Mostrámos que havia uma alternativa à austeridade

"Quando iniciámos este processo, muitas pessoas disseram-nos que o que tentávamos alcançar era impossível. Nós mostrámos que havia uma alternativa", afirmou o primeiro-ministro referindo-se à estratégia política do Partido Socialista.

 

"Portugal ousou abandonar a austeridade. Está a viver uma grande renovação" (tradução livre), foi este o titulo escolhido pelo jornal The New York Times (NYT) para a entrevista de António Costa.

O Primeiro-ministro salientou que “o que aconteceu em Portugal mostra que demasiada austeridade aprofunda a recessão, e cria um ciclo vicioso.
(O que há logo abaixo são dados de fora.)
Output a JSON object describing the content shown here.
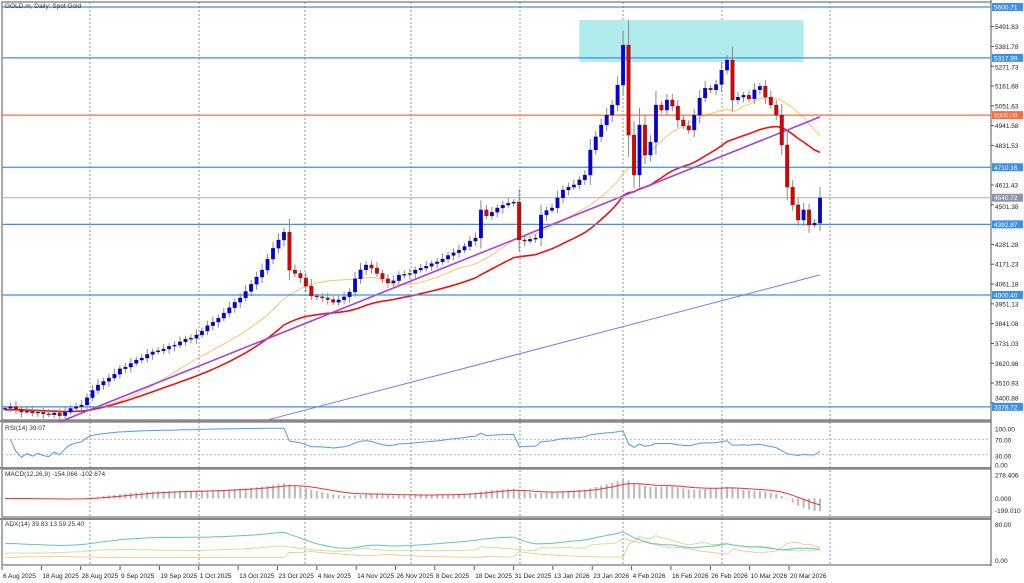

Nós criámos uma alternativa à austeridade, focando-nos no crescimento, em mais e melhores empregos", considerou.

"Quando a crise aumentava, Portugal decidiu tomou uma decisão ousada: Em 2015, decidiu abandonar as medidas de austeridade que os credores europeus impuseram, iniciando um ciclo virtuoso que colocou a economia de novo na rota do crescimento. O país reverteu cortes nos salários, pensões e na segurança social, e ofereceu incentivos às empresas".
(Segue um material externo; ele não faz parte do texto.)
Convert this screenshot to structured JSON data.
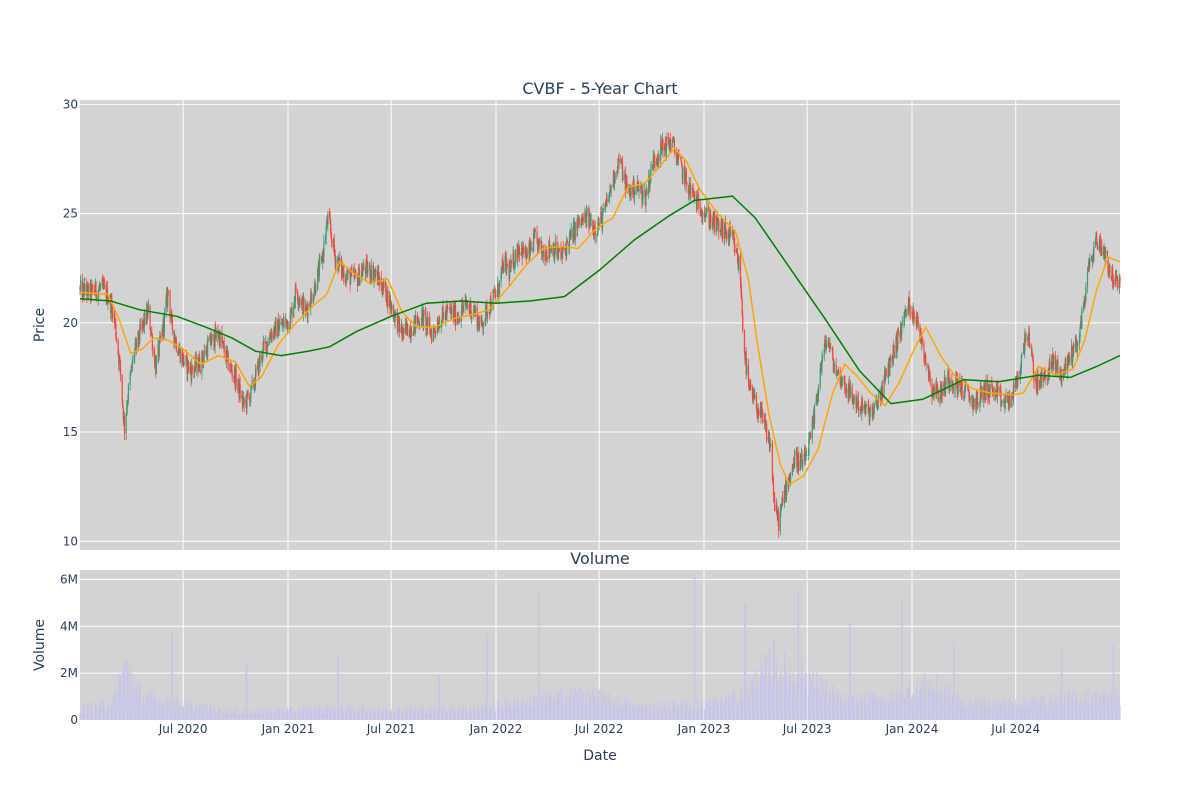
{
  "chart_data": [
    {
      "type": "candlestick",
      "title": "CVBF - 5-Year Chart",
      "xlabel": "",
      "ylabel": "Price",
      "ylim": [
        9.6,
        30.2
      ],
      "yticks": [
        10,
        15,
        20,
        25,
        30
      ],
      "grid": true,
      "colors": {
        "background": "#d3d3d3",
        "up": "#3d9970",
        "down": "#ff4136",
        "ma_short": "#ffa500",
        "ma_long": "#008000"
      },
      "price_path": [
        [
          "2020-01-02",
          21.5
        ],
        [
          "2020-01-20",
          21.4
        ],
        [
          "2020-02-10",
          21.6
        ],
        [
          "2020-02-20",
          21.2
        ],
        [
          "2020-03-01",
          20.5
        ],
        [
          "2020-03-12",
          18.0
        ],
        [
          "2020-03-20",
          15.2
        ],
        [
          "2020-03-25",
          16.5
        ],
        [
          "2020-04-05",
          18.5
        ],
        [
          "2020-04-20",
          19.8
        ],
        [
          "2020-05-01",
          20.5
        ],
        [
          "2020-05-14",
          18.0
        ],
        [
          "2020-05-25",
          19.5
        ],
        [
          "2020-06-05",
          21.5
        ],
        [
          "2020-06-10",
          20.0
        ],
        [
          "2020-06-20",
          19.0
        ],
        [
          "2020-07-01",
          18.3
        ],
        [
          "2020-07-15",
          17.8
        ],
        [
          "2020-08-01",
          18.2
        ],
        [
          "2020-08-15",
          19.0
        ],
        [
          "2020-09-01",
          19.5
        ],
        [
          "2020-09-20",
          18.0
        ],
        [
          "2020-10-01",
          17.5
        ],
        [
          "2020-10-15",
          16.2
        ],
        [
          "2020-10-28",
          16.8
        ],
        [
          "2020-11-05",
          17.5
        ],
        [
          "2020-11-15",
          18.5
        ],
        [
          "2020-12-01",
          19.5
        ],
        [
          "2020-12-15",
          19.8
        ],
        [
          "2021-01-05",
          20.2
        ],
        [
          "2021-01-15",
          21.5
        ],
        [
          "2021-02-01",
          20.5
        ],
        [
          "2021-02-15",
          21.5
        ],
        [
          "2021-03-01",
          22.8
        ],
        [
          "2021-03-12",
          24.8
        ],
        [
          "2021-03-25",
          23.0
        ],
        [
          "2021-04-10",
          22.2
        ],
        [
          "2021-05-01",
          22.0
        ],
        [
          "2021-05-15",
          22.5
        ],
        [
          "2021-06-01",
          22.3
        ],
        [
          "2021-06-20",
          21.5
        ],
        [
          "2021-07-05",
          20.5
        ],
        [
          "2021-07-20",
          19.5
        ],
        [
          "2021-08-05",
          19.8
        ],
        [
          "2021-08-25",
          20.3
        ],
        [
          "2021-09-10",
          19.5
        ],
        [
          "2021-09-25",
          20.2
        ],
        [
          "2021-10-10",
          20.5
        ],
        [
          "2021-10-25",
          20.3
        ],
        [
          "2021-11-10",
          20.8
        ],
        [
          "2021-11-25",
          20.5
        ],
        [
          "2021-12-05",
          19.8
        ],
        [
          "2021-12-20",
          20.8
        ],
        [
          "2022-01-05",
          21.5
        ],
        [
          "2022-01-15",
          22.8
        ],
        [
          "2022-01-25",
          22.3
        ],
        [
          "2022-02-10",
          23.5
        ],
        [
          "2022-02-25",
          23.0
        ],
        [
          "2022-03-10",
          23.8
        ],
        [
          "2022-03-25",
          23.2
        ],
        [
          "2022-04-10",
          23.5
        ],
        [
          "2022-04-25",
          23.0
        ],
        [
          "2022-05-10",
          23.8
        ],
        [
          "2022-05-25",
          24.5
        ],
        [
          "2022-06-10",
          24.8
        ],
        [
          "2022-06-25",
          24.3
        ],
        [
          "2022-07-10",
          25.0
        ],
        [
          "2022-07-25",
          26.5
        ],
        [
          "2022-08-05",
          27.5
        ],
        [
          "2022-08-20",
          26.0
        ],
        [
          "2022-09-05",
          26.2
        ],
        [
          "2022-09-20",
          25.8
        ],
        [
          "2022-10-05",
          27.5
        ],
        [
          "2022-10-20",
          28.0
        ],
        [
          "2022-11-05",
          28.3
        ],
        [
          "2022-11-20",
          27.2
        ],
        [
          "2022-12-05",
          26.2
        ],
        [
          "2022-12-20",
          25.5
        ],
        [
          "2023-01-05",
          25.0
        ],
        [
          "2023-01-20",
          24.5
        ],
        [
          "2023-02-05",
          24.2
        ],
        [
          "2023-02-20",
          23.8
        ],
        [
          "2023-03-05",
          22.5
        ],
        [
          "2023-03-12",
          19.0
        ],
        [
          "2023-03-20",
          17.0
        ],
        [
          "2023-04-01",
          16.3
        ],
        [
          "2023-04-15",
          15.5
        ],
        [
          "2023-04-28",
          14.3
        ],
        [
          "2023-05-05",
          11.5
        ],
        [
          "2023-05-12",
          10.9
        ],
        [
          "2023-05-25",
          12.5
        ],
        [
          "2023-06-10",
          13.8
        ],
        [
          "2023-06-25",
          13.5
        ],
        [
          "2023-07-10",
          15.0
        ],
        [
          "2023-07-25",
          18.0
        ],
        [
          "2023-08-05",
          19.3
        ],
        [
          "2023-08-20",
          17.8
        ],
        [
          "2023-09-05",
          17.2
        ],
        [
          "2023-09-20",
          16.5
        ],
        [
          "2023-10-10",
          16.0
        ],
        [
          "2023-10-25",
          15.8
        ],
        [
          "2023-11-10",
          17.0
        ],
        [
          "2023-11-25",
          18.3
        ],
        [
          "2023-12-10",
          19.5
        ],
        [
          "2023-12-25",
          20.8
        ],
        [
          "2024-01-05",
          20.5
        ],
        [
          "2024-01-20",
          19.0
        ],
        [
          "2024-02-05",
          17.0
        ],
        [
          "2024-02-20",
          16.8
        ],
        [
          "2024-03-05",
          17.5
        ],
        [
          "2024-03-20",
          17.2
        ],
        [
          "2024-04-05",
          16.8
        ],
        [
          "2024-04-20",
          16.3
        ],
        [
          "2024-05-10",
          17.0
        ],
        [
          "2024-05-25",
          16.8
        ],
        [
          "2024-06-10",
          16.3
        ],
        [
          "2024-06-25",
          16.6
        ],
        [
          "2024-07-10",
          18.0
        ],
        [
          "2024-07-20",
          19.8
        ],
        [
          "2024-08-05",
          17.2
        ],
        [
          "2024-08-20",
          17.5
        ],
        [
          "2024-09-05",
          18.2
        ],
        [
          "2024-09-20",
          17.6
        ],
        [
          "2024-10-05",
          18.5
        ],
        [
          "2024-10-20",
          19.3
        ],
        [
          "2024-11-06",
          22.5
        ],
        [
          "2024-11-20",
          23.8
        ],
        [
          "2024-12-05",
          23.2
        ],
        [
          "2024-12-15",
          22.2
        ],
        [
          "2024-12-31",
          21.6
        ]
      ],
      "moving_averages": [
        {
          "color": "#ffa500",
          "points": [
            [
              "2020-01-02",
              21.4
            ],
            [
              "2020-02-20",
              21.3
            ],
            [
              "2020-03-10",
              20.2
            ],
            [
              "2020-03-31",
              18.6
            ],
            [
              "2020-04-20",
              18.8
            ],
            [
              "2020-05-10",
              19.3
            ],
            [
              "2020-06-05",
              19.2
            ],
            [
              "2020-07-01",
              18.8
            ],
            [
              "2020-08-01",
              18.1
            ],
            [
              "2020-09-01",
              18.5
            ],
            [
              "2020-10-01",
              18.2
            ],
            [
              "2020-10-25",
              17.1
            ],
            [
              "2020-11-15",
              17.5
            ],
            [
              "2020-12-15",
              19.0
            ],
            [
              "2021-01-15",
              20.0
            ],
            [
              "2021-02-15",
              20.8
            ],
            [
              "2021-03-10",
              21.3
            ],
            [
              "2021-04-01",
              22.8
            ],
            [
              "2021-04-25",
              22.3
            ],
            [
              "2021-05-25",
              21.8
            ],
            [
              "2021-06-25",
              22.0
            ],
            [
              "2021-07-20",
              20.5
            ],
            [
              "2021-08-15",
              19.8
            ],
            [
              "2021-09-15",
              19.8
            ],
            [
              "2021-10-20",
              20.2
            ],
            [
              "2021-11-25",
              20.4
            ],
            [
              "2021-12-20",
              20.6
            ],
            [
              "2022-01-25",
              21.7
            ],
            [
              "2022-02-25",
              22.7
            ],
            [
              "2022-03-25",
              23.4
            ],
            [
              "2022-04-25",
              23.5
            ],
            [
              "2022-05-25",
              23.4
            ],
            [
              "2022-06-25",
              24.3
            ],
            [
              "2022-07-25",
              24.8
            ],
            [
              "2022-08-20",
              26.2
            ],
            [
              "2022-09-20",
              26.4
            ],
            [
              "2022-10-20",
              27.3
            ],
            [
              "2022-11-10",
              28.0
            ],
            [
              "2022-12-01",
              27.4
            ],
            [
              "2022-12-25",
              26.1
            ],
            [
              "2023-01-25",
              25.0
            ],
            [
              "2023-02-25",
              24.2
            ],
            [
              "2023-03-20",
              22.0
            ],
            [
              "2023-04-05",
              19.0
            ],
            [
              "2023-04-25",
              15.8
            ],
            [
              "2023-05-15",
              13.5
            ],
            [
              "2023-05-31",
              12.6
            ],
            [
              "2023-06-25",
              13.0
            ],
            [
              "2023-07-20",
              14.2
            ],
            [
              "2023-08-15",
              16.8
            ],
            [
              "2023-09-05",
              18.1
            ],
            [
              "2023-09-25",
              17.6
            ],
            [
              "2023-10-20",
              16.8
            ],
            [
              "2023-11-15",
              16.2
            ],
            [
              "2023-12-10",
              17.3
            ],
            [
              "2024-01-05",
              18.8
            ],
            [
              "2024-01-25",
              19.8
            ],
            [
              "2024-02-20",
              18.5
            ],
            [
              "2024-03-15",
              17.6
            ],
            [
              "2024-04-15",
              17.0
            ],
            [
              "2024-05-15",
              16.8
            ],
            [
              "2024-06-25",
              16.7
            ],
            [
              "2024-07-15",
              16.8
            ],
            [
              "2024-08-10",
              18.0
            ],
            [
              "2024-09-10",
              17.6
            ],
            [
              "2024-10-10",
              17.9
            ],
            [
              "2024-10-30",
              19.2
            ],
            [
              "2024-11-20",
              21.5
            ],
            [
              "2024-12-10",
              23.0
            ],
            [
              "2024-12-31",
              22.8
            ]
          ]
        },
        {
          "color": "#008000",
          "points": [
            [
              "2020-01-02",
              21.1
            ],
            [
              "2020-02-25",
              21.0
            ],
            [
              "2020-04-15",
              20.6
            ],
            [
              "2020-06-20",
              20.3
            ],
            [
              "2020-08-10",
              19.8
            ],
            [
              "2020-09-25",
              19.3
            ],
            [
              "2020-11-05",
              18.7
            ],
            [
              "2020-12-20",
              18.5
            ],
            [
              "2021-02-05",
              18.7
            ],
            [
              "2021-03-15",
              18.9
            ],
            [
              "2021-05-01",
              19.6
            ],
            [
              "2021-07-01",
              20.3
            ],
            [
              "2021-09-01",
              20.9
            ],
            [
              "2021-11-01",
              21.0
            ],
            [
              "2022-01-01",
              20.9
            ],
            [
              "2022-03-01",
              21.0
            ],
            [
              "2022-05-01",
              21.2
            ],
            [
              "2022-07-01",
              22.4
            ],
            [
              "2022-09-01",
              23.8
            ],
            [
              "2022-11-01",
              24.9
            ],
            [
              "2022-12-15",
              25.6
            ],
            [
              "2023-02-20",
              25.8
            ],
            [
              "2023-04-01",
              24.8
            ],
            [
              "2023-06-01",
              22.5
            ],
            [
              "2023-08-01",
              20.2
            ],
            [
              "2023-10-01",
              17.8
            ],
            [
              "2023-11-25",
              16.3
            ],
            [
              "2024-01-20",
              16.5
            ],
            [
              "2024-04-01",
              17.4
            ],
            [
              "2024-06-01",
              17.3
            ],
            [
              "2024-08-10",
              17.6
            ],
            [
              "2024-10-05",
              17.5
            ],
            [
              "2024-11-20",
              18.0
            ],
            [
              "2024-12-31",
              18.5
            ]
          ]
        }
      ]
    },
    {
      "type": "bar",
      "title": "Volume",
      "xlabel": "Date",
      "ylabel": "Volume",
      "ylim": [
        0,
        6400000
      ],
      "yticks": [
        0,
        2000000,
        4000000,
        6000000
      ],
      "ytick_labels": [
        "0",
        "2M",
        "4M",
        "6M"
      ],
      "x_range": [
        "2020-01-02",
        "2024-12-31"
      ],
      "xticks": [
        "2020-07-01",
        "2021-01-01",
        "2021-07-01",
        "2022-01-01",
        "2022-07-01",
        "2023-01-01",
        "2023-07-01",
        "2024-01-01",
        "2024-07-01"
      ],
      "xtick_labels": [
        "Jul 2020",
        "Jan 2021",
        "Jul 2021",
        "Jan 2022",
        "Jul 2022",
        "Jan 2023",
        "Jul 2023",
        "Jan 2024",
        "Jul 2024"
      ],
      "grid": true,
      "colors": {
        "background": "#d3d3d3",
        "bars": "#c8c6e6"
      },
      "base_volume": [
        [
          "2020-01-02",
          500000
        ],
        [
          "2020-03-01",
          700000
        ],
        [
          "2020-03-20",
          2300000
        ],
        [
          "2020-04-20",
          1000000
        ],
        [
          "2020-07-01",
          600000
        ],
        [
          "2020-10-01",
          350000
        ],
        [
          "2021-01-01",
          400000
        ],
        [
          "2021-03-15",
          500000
        ],
        [
          "2021-07-01",
          450000
        ],
        [
          "2021-12-01",
          500000
        ],
        [
          "2022-03-01",
          800000
        ],
        [
          "2022-06-01",
          1100000
        ],
        [
          "2022-09-01",
          550000
        ],
        [
          "2022-12-01",
          600000
        ],
        [
          "2023-03-01",
          900000
        ],
        [
          "2023-04-25",
          2200000
        ],
        [
          "2023-07-01",
          1800000
        ],
        [
          "2023-09-01",
          800000
        ],
        [
          "2023-12-01",
          900000
        ],
        [
          "2024-02-01",
          1500000
        ],
        [
          "2024-04-01",
          700000
        ],
        [
          "2024-07-01",
          700000
        ],
        [
          "2024-10-01",
          900000
        ],
        [
          "2024-12-31",
          1000000
        ]
      ],
      "volume_spikes": [
        [
          "2020-03-24",
          2500000
        ],
        [
          "2020-06-12",
          3800000
        ],
        [
          "2020-10-20",
          2400000
        ],
        [
          "2021-03-29",
          2700000
        ],
        [
          "2021-09-24",
          1900000
        ],
        [
          "2021-12-17",
          3700000
        ],
        [
          "2022-03-18",
          5500000
        ],
        [
          "2022-12-16",
          6100000
        ],
        [
          "2023-03-14",
          5000000
        ],
        [
          "2023-05-04",
          3400000
        ],
        [
          "2023-06-16",
          5500000
        ],
        [
          "2023-09-15",
          4200000
        ],
        [
          "2023-12-15",
          5100000
        ],
        [
          "2024-03-15",
          3300000
        ],
        [
          "2024-09-20",
          3100000
        ],
        [
          "2024-12-20",
          3200000
        ]
      ]
    }
  ]
}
No sentido de conseguir um equilíbrio orçamental, o Governo "compensou" estas medidas de recuperação dos rendimentos das famílias e de incentivo às empresas, "cortando em infraestruturas e outros gastos", explicou o Secretário-geral do PS.

Todavia, não obstante o sucesso das políticas implementadas, o Primeiro-ministro alertou que "ainda há muito a fazer", porque "não passámos do lado negro para o lado luminoso da lua".

Num exercício de análise retrospetiva, o líder do PS referiu que "num momento de incerteza na Europa, Portugal desafiou os críticos que insistiam que a austeridade era a resposta para a crise financeira e económica do continente. Enquanto países, da Grécia à Irlanda — e por um período, Portugal também —, se conformaram, Lisboa resistiu, alavancando uma renovação que impulsionou o crescimento económico no ano passado ao nível mais alto numa década".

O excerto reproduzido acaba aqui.